Note: Details on Schwab's death may be disturbing to some.
Schwab boarded the waterslide with two women who are unrelated to him. According to police reports given to ABC 7 News, the 10-year-old died of a "fatal neck injury at the end of the ride." Police have also confirmed to TIME that Schwab was found dead at the bottom of the ride in a pool, decapitated.
The Verrückt, translating to "insane" in German, is 168 feet tall, requiring riders to walk 264 steps up flights of stairs to board the ride. The water slide, which the Schlitterbahn Water Park marketed as being higher than the Statue of Liberty, debuted in July 2014 after several weeks of delays due to failed crash tests with sandbags. A 2014 ABC News special on the Verrückt revealed that safety nets were installed after safety test glitches.
So how safe are waterslides?
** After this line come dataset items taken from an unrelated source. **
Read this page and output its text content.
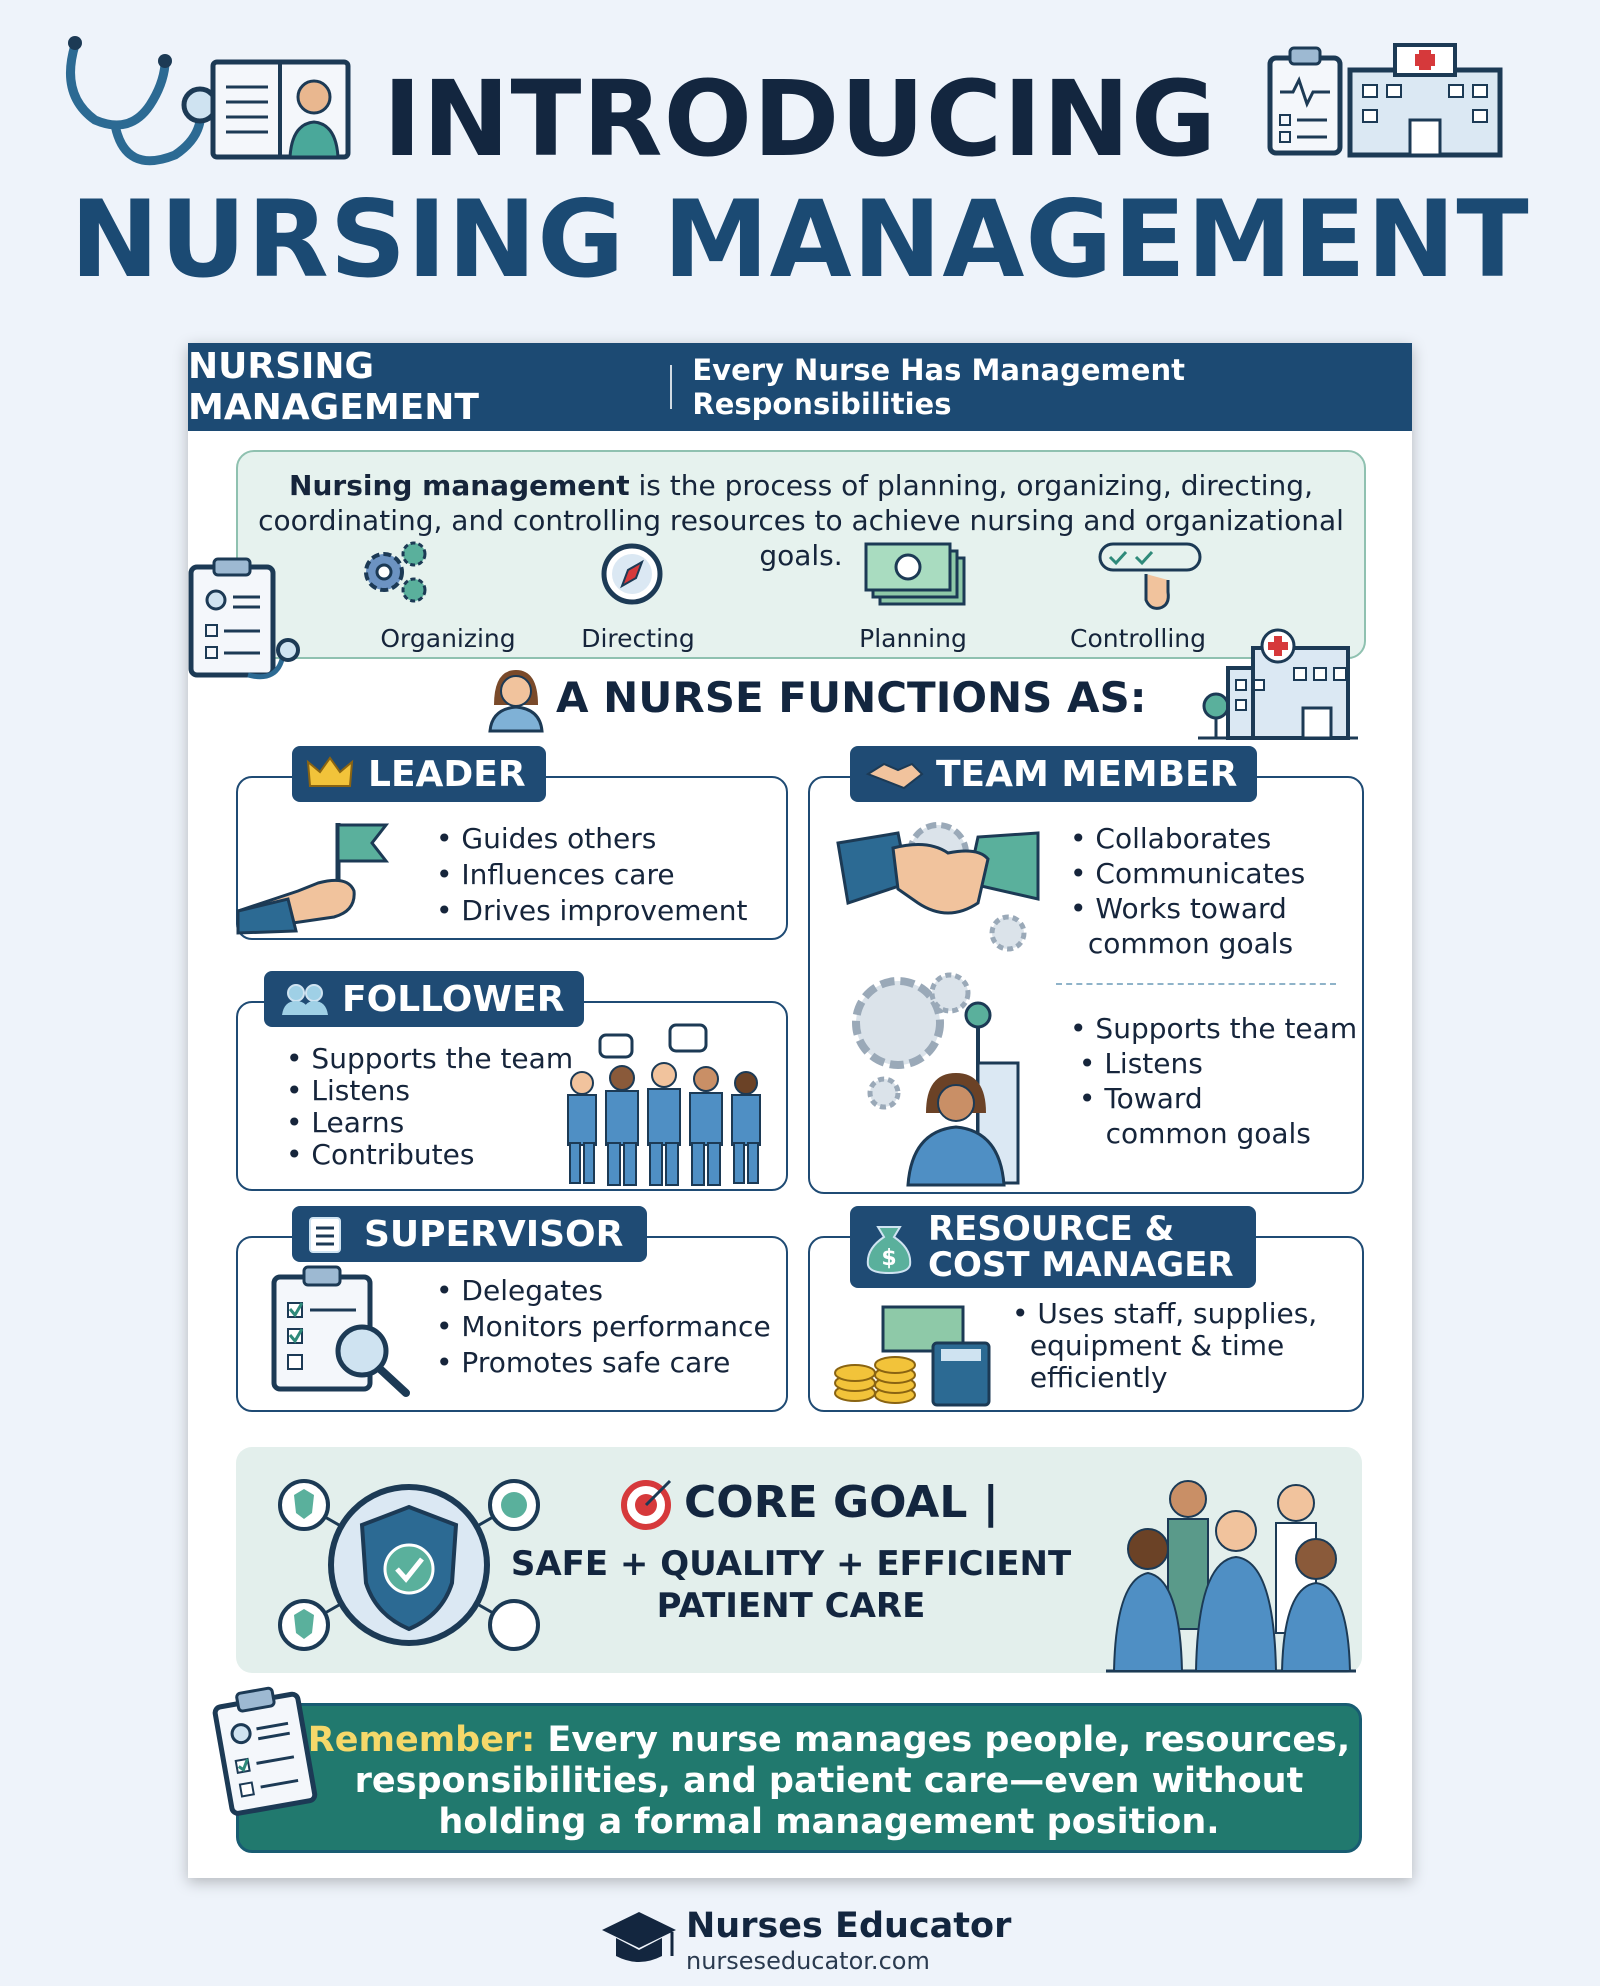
INTRODUCING
NURSING MANAGEMENT
NURSING MANAGEMENT
Every Nurse Has Management Responsibilities
Nursing management is the process of planning, organizing, directing,
coordinating, and controlling resources to achieve nursing and organizational goals.
Organizing	Directing	Planning	Controlling
A NURSE FUNCTIONS AS:
LEADER
• Guides others
• Influences care
• Drives improvement
TEAM MEMBER
• Collaborates
• Communicates
• Works toward
common goals
• Supports the team
• Listens
• Toward
common goals
FOLLOWER
• Supports the team
• Listens
• Learns
• Contributes
SUPERVISOR
• Delegates
• Monitors performance
• Promotes safe care
$
RESOURCE &
COST MANAGER
• Uses staff, supplies,
equipment & time
efficiently
CORE GOAL |
SAFE + QUALITY + EFFICIENT
PATIENT CARE
Remember: Every nurse manages people, resources,
responsibilities, and patient care—even without
holding a formal management position.
Nurses Educator
nurseseducator.com
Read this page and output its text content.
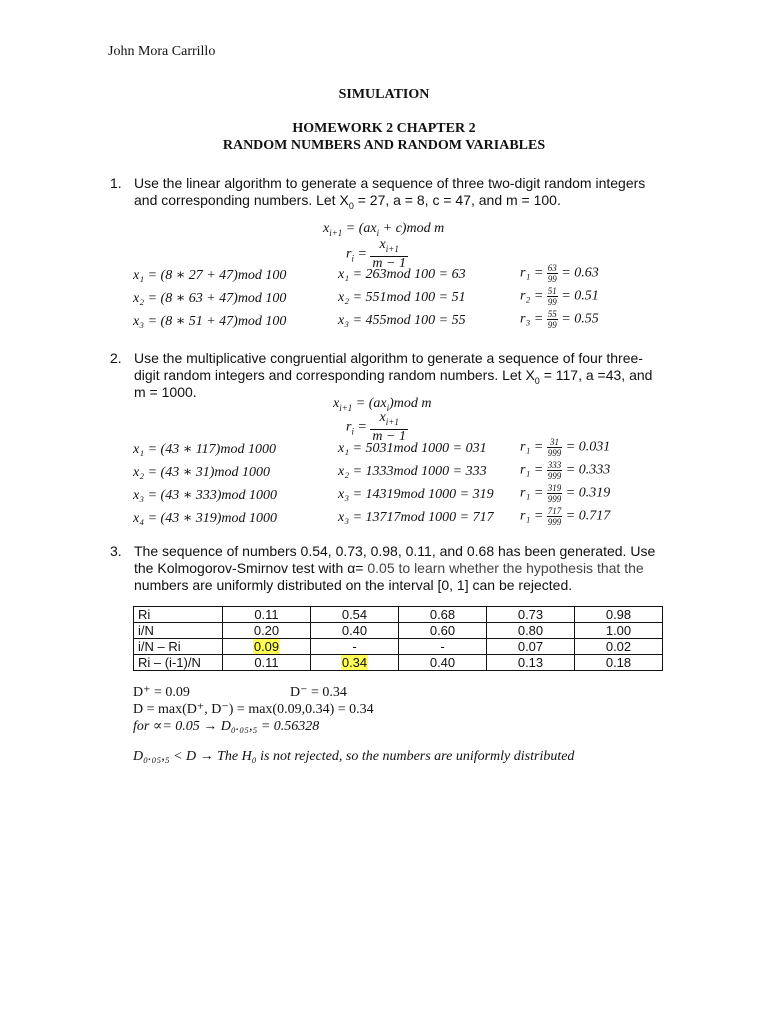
John Mora Carrillo
SIMULATION
HOMEWORK 2 CHAPTER 2
RANDOM NUMBERS AND RANDOM VARIABLES
1. Use the linear algorithm to generate a sequence of three two-digit random integers
and corresponding numbers. Let $X_0 = 27$, a = 8, c = 47, and m = 100.
$x_{i+1} = (ax_i + c)mod$ m
$r_i = \frac{x_{i+1}}{m - 1}$
x₁ = (8 ∗ 27 + 47)mod 100	x₁ = 263mod 100 = 63	$r_1 = \frac{63}{99} = 0.63$
x₂ = (8 ∗ 63 + 47)mod 100	x₂ = 551mod 100 = 51	$r_2 = \frac{51}{99} = 0.51$
x₃ = (8 ∗ 51 + 47)mod 100	x₃ = 455mod 100 = 55	$r_3 = \frac{55}{99} = 0.55$
2. Use the multiplicative congruential algorithm to generate a sequence of four three-
digit random integers and corresponding random numbers. Let $X_0 = 117$, a =43, and
m = 1000.
$x_{i+1} = (ax_i)mod$ m
$r_i = \frac{x_{i+1}}{m - 1}$
x₁ = (43 ∗ 117)mod 1000	x₁ = 5031mod 1000 = 031 $r_1 = \frac{31}{999} = 0.031$
x₂ = (43 ∗ 31)mod 1000	x₂ = 1333mod 1000 = 333 $r_1 = \frac{333}{999} = 0.333$
x₃ = (43 ∗ 333)mod 1000	x₃ = 14319mod 1000 = 319 $r_1 = \frac{319}{999} = 0.319$
x₄ = (43 ∗ 319)mod 1000	x₃ = 13717mod 1000 = 717 $r_1 = \frac{717}{999} = 0.717$
3. The sequence of numbers 0.54, 0.73, 0.98, 0.11, and 0.68 has been generated. Use
the Kolmogorov-Smirnov test with α= 0.05 to learn whether the hypothesis that the
numbers are uniformly distributed on the interval [0, 1] can be rejected.
Ri	0.11	0.54	0.68	0.73	0.98
i/N	0.20	0.40	0.60	0.80	1.00
i/N – Ri	0.09	-	-	0.07	0.02
Ri – (i-1)/N	0.11	0.34	0.40	0.13	0.18
D⁺ = 0.09	D⁻ = 0.34
D = max(D⁺, D⁻) = max(0.09,0.34) = 0.34
for ∝= 0.05 → D₀.₀₅,₅ = 0.56328
D₀.₀₅,₅ < D → The H₀ is not rejected, so the numbers are uniformly distributed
Apparently tracking exact waterslide accidents can be tricky.
According to a report by the Associated Press, the Red Cross cites estimations by the U.S. Consumer Product Safety Commission, which revealed that more than 4,200 people are taken to the emergency room a year from a water park-related injury.
As for injuries caused by water slides specifically, a 2014 report by NJ.com, evaluated data from the New Jersey Department of Community Affairs, revealing that waterslides posed a larger threat for injuries than rollercoasters. According to the State Department's findings, out of 552 reported amusement ride accidents spanning over five years, 122 were waterslide-related. The NJ.com report also indicated that out of the 552 injuries reported, one of the injuries resulted in death – though it's unclear whether it was waterslide-related.
"[People] can put themselves into positions that were not originally intended,” Tammori Petty, a spokesperson for the State Department said. “Water flow is still not an exact science and unpredictable things can happen.”
A CDC report in the 1980s focused specifically on waterslide injuries at a water park located in Washington. The results: From July 13 to Aug. 31 in 1983, the rate of injury on waterslides was 8.1 per 10,000 rides sold.
Schwab's parents, Kansas City State Rep. Scott Schwab and his wife Michele Schwab, released the following statement regarding their son's death (read the full statement here).:
Since the day he was born, he brought abundant joy to our family and all those who he came in contact with. As we try and mend our home with him no longer with us, we are comforted knowing he believed in his Savior, Jesus, and they are forever together now. We will see him another day.
It's clear the family will need privacy in this very difficult time.